Regardless, the real purpose of the Obama trip is to increase relations between the United States and this vast market of 54 to 57 countries; as a humanitarian I consider there to be 57 groups of people unfortunately some are in disorganized unit but they are still people. I worked for a short time in Zimbabwe, Africa as a teacher. It was not a good experience for lots of reasons (Stevens Here: The High Road to Mediocrity: Amazon Kinlel.com). One of the reasons was that the Ronald Reagan’s State Department had decided that the United States would abandon the people of the relatively new state of Zimbabwe as well as the continent of Africa to the China; some of them considered Africa as a country.

At the time, the world looked at Robert Mugabe, leader of the winning rebel faction that displaced English rule in what had been Rhodesia, as some form of African savior. He could have been to Zimbabwe what Nelson Mandela was to South Africa. Human emotions dominated logic and although highly educated, he was also innately tribal and driven by lust for power—once given power; he would do what ever he had to do to keep it. Once rejected by Reagan, Mugabe turned to China. Obama is in Africa today to prevent other countries from doing the same thing.

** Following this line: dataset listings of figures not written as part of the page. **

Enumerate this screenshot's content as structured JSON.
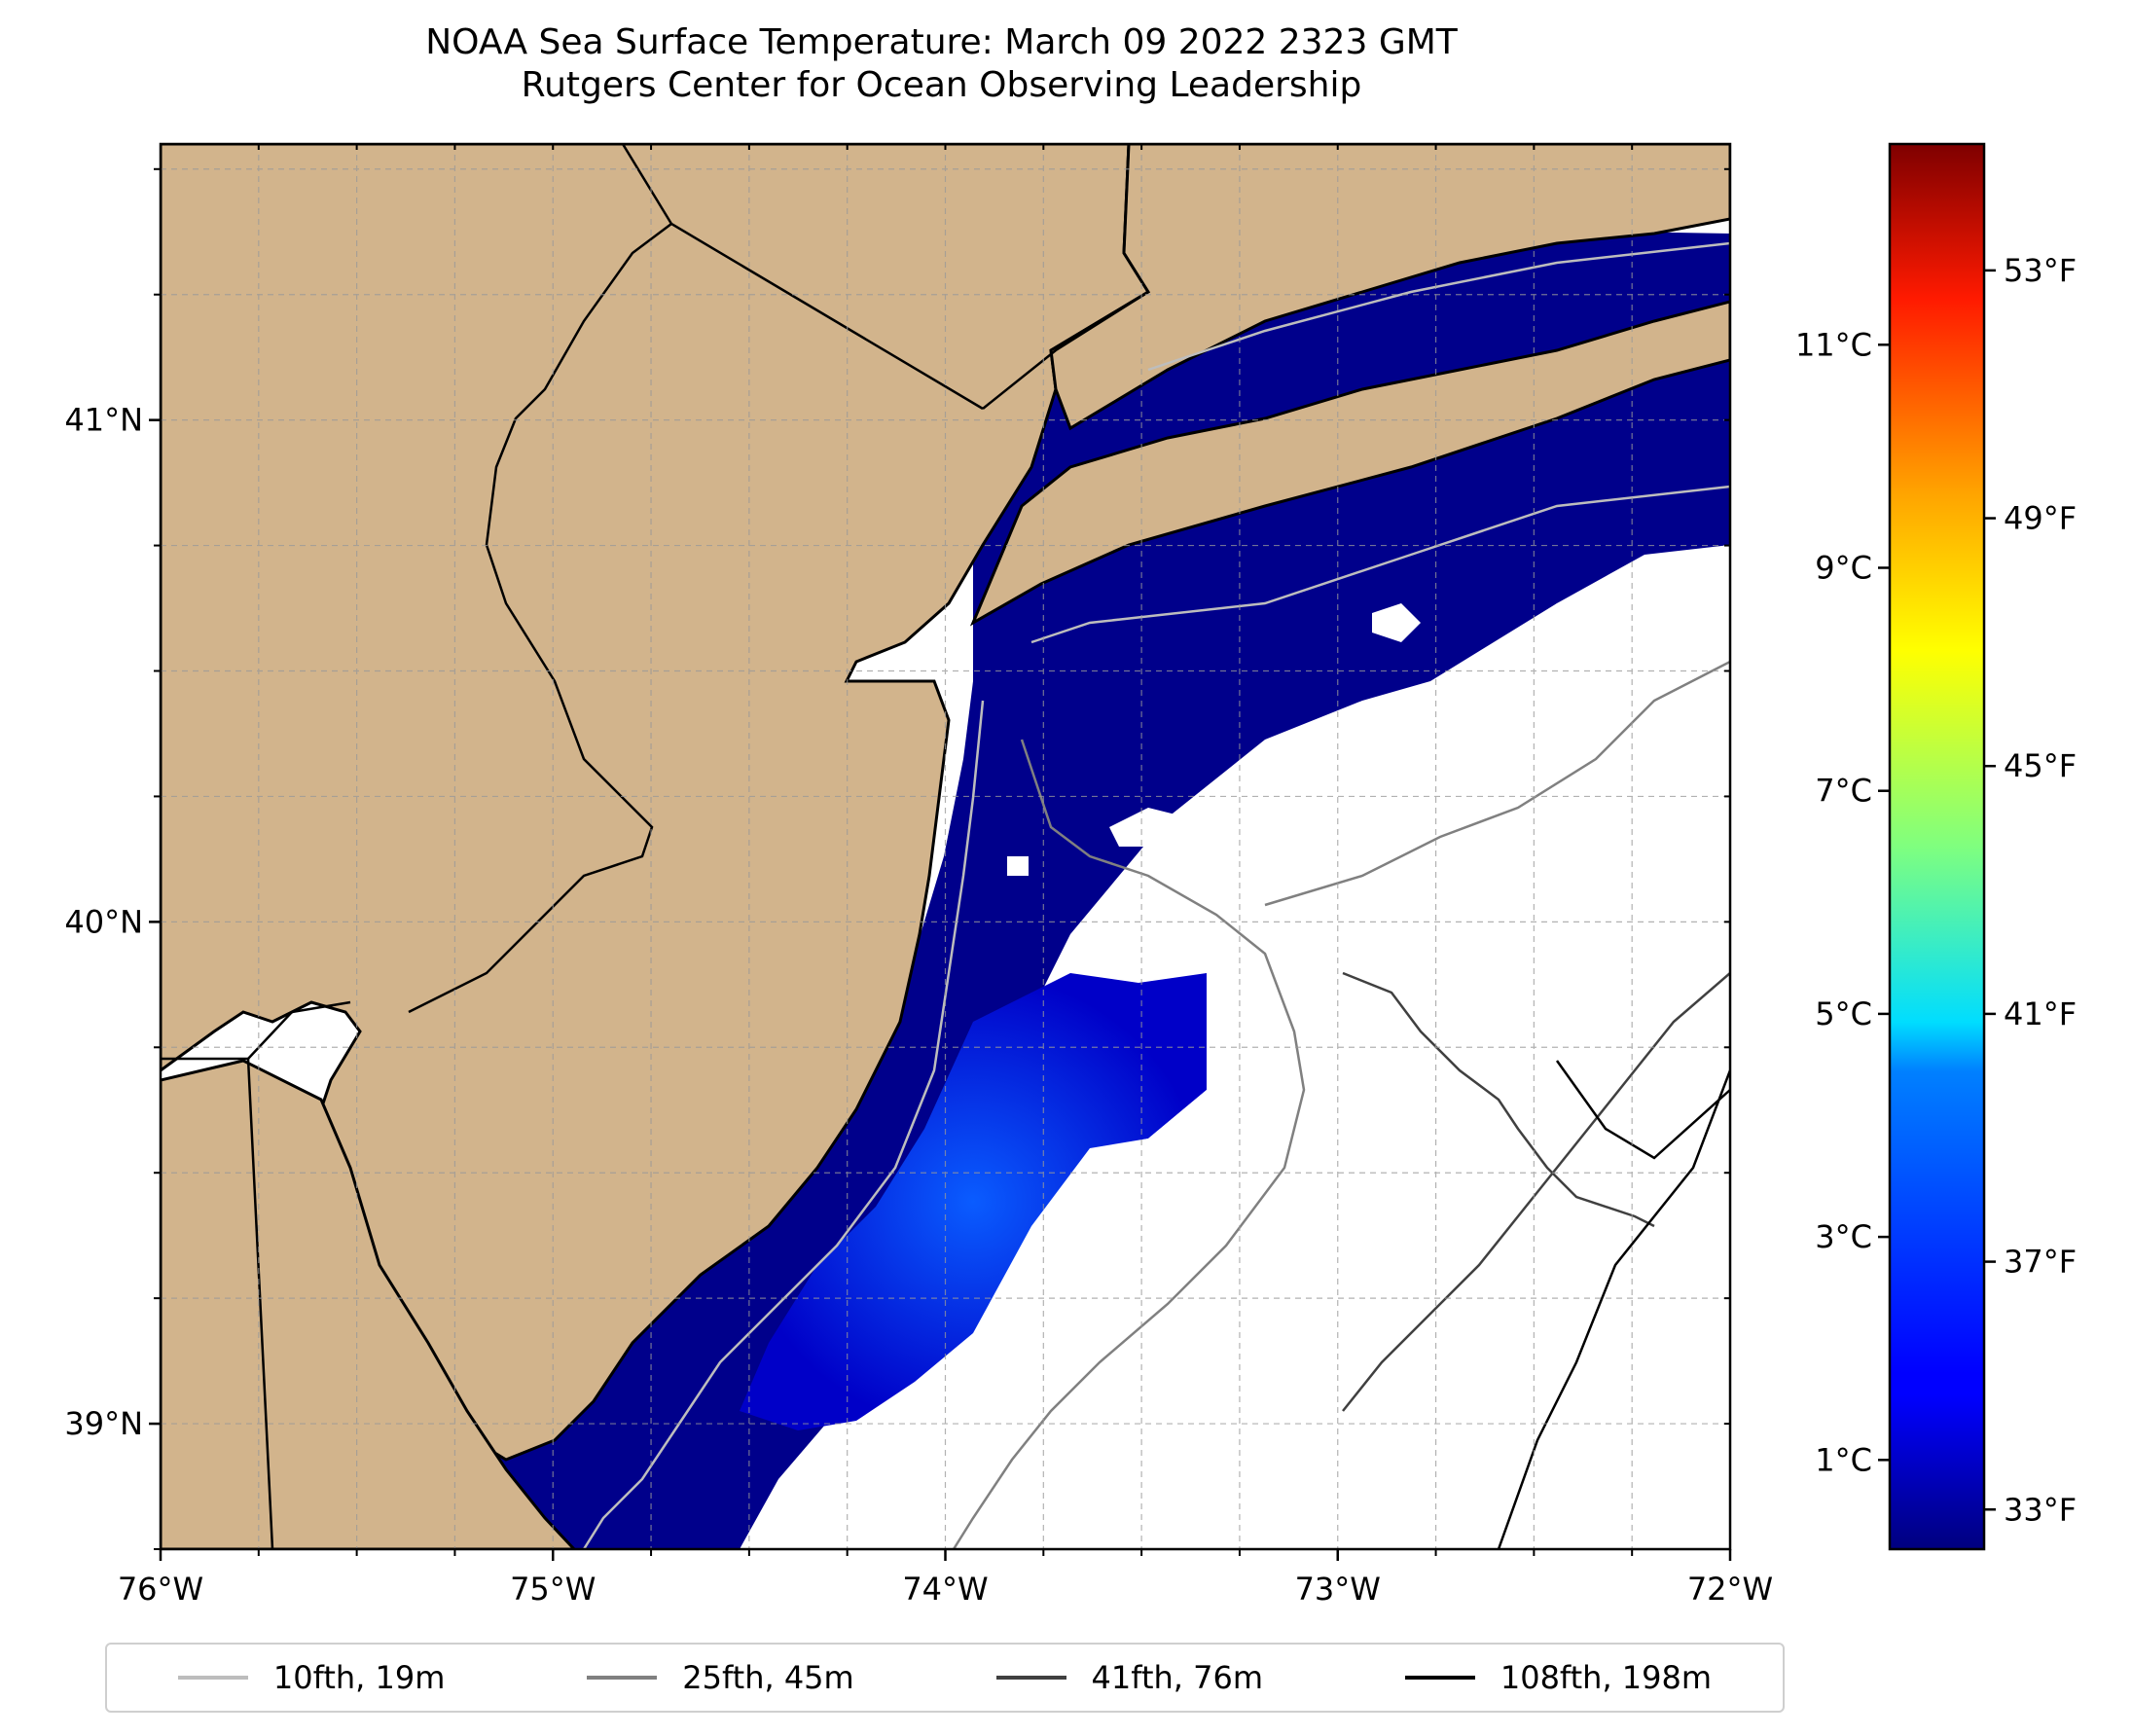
{
  "title": {
    "line1": "NOAA Sea Surface Temperature: March 09 2022 2323 GMT",
    "line2": "Rutgers Center for Ocean Observing Leadership"
  },
  "map": {
    "lon_range": [
      -76,
      -72
    ],
    "lat_range": [
      38.75,
      41.55
    ],
    "lon_ticks": [
      {
        "value": -76,
        "label": "76°W"
      },
      {
        "value": -75,
        "label": "75°W"
      },
      {
        "value": -74,
        "label": "74°W"
      },
      {
        "value": -73,
        "label": "73°W"
      },
      {
        "value": -72,
        "label": "72°W"
      }
    ],
    "lat_ticks": [
      {
        "value": 41,
        "label": "41°N"
      },
      {
        "value": 40,
        "label": "40°N"
      },
      {
        "value": 39,
        "label": "39°N"
      }
    ],
    "colors": {
      "land": "#d2b48c",
      "cold_water": "#00008b",
      "contour_10fth": "#bdbdbd",
      "contour_25fth": "#808080",
      "contour_41fth": "#404040",
      "contour_108fth": "#000000"
    }
  },
  "colorbar": {
    "colormap": "jet",
    "celsius_ticks": [
      {
        "value": 1,
        "label": "1°C"
      },
      {
        "value": 3,
        "label": "3°C"
      },
      {
        "value": 5,
        "label": "5°C"
      },
      {
        "value": 7,
        "label": "7°C"
      },
      {
        "value": 9,
        "label": "9°C"
      },
      {
        "value": 11,
        "label": "11°C"
      }
    ],
    "fahrenheit_ticks": [
      {
        "value": 33,
        "label": "33°F"
      },
      {
        "value": 37,
        "label": "37°F"
      },
      {
        "value": 41,
        "label": "41°F"
      },
      {
        "value": 45,
        "label": "45°F"
      },
      {
        "value": 49,
        "label": "49°F"
      },
      {
        "value": 53,
        "label": "53°F"
      }
    ],
    "range_celsius": [
      0.2,
      12.8
    ]
  },
  "legend": {
    "items": [
      {
        "label": "10fth, 19m",
        "color": "#bdbdbd"
      },
      {
        "label": "25fth, 45m",
        "color": "#808080"
      },
      {
        "label": "41fth, 76m",
        "color": "#404040"
      },
      {
        "label": "108fth, 198m",
        "color": "#000000"
      }
    ]
  }
}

There is irony in all of this. At the time, shortsighted Reagan isolationists, driven by xenophobia, saw Mugabe as being uncivilized and that format as being the future of much of the African continent; therefore, they wanted no part of it. In our country, both Republicans and Democrats saw what Mugabe was doing as uncivilized but the same thing is now happening in our country, also driven by xenophobia and greed, but our egos tell us it is in a “civilized” form; voter suppression, corporations as people, gerrymandering, Hastert Rule, and cloture in Congress. Obama is in Africa trying to undo what Reagan has done. He is trying to work against the faction of isolationist Republicans who hate foreign aid as much as they hate welfare. While it is true that Obama is not welcome in Zimbabwe, he is welcome in many other African states. The interested person can better appreciate the complexity of the situation by reading the classic but mammoth book, The State of Africa, by Martin Meredith. We can look at Obama’s trip as only one fight in a series of fights in the battle with China for African business. We lost the first battle in Zimbabwe, avoided fighting in many other battles in different countries, and in Mogadishu Somalia, however, Nelson Mandela won a major victory in South Africa and now it looks like we have a forward-looking president, President Obama, engaged in the next one. It is too bad that Mandela and Obama could not cement the relationship with a handshake for the entire world to see. Meeting or not, I think that both men know the future could be and know the world wishes them well.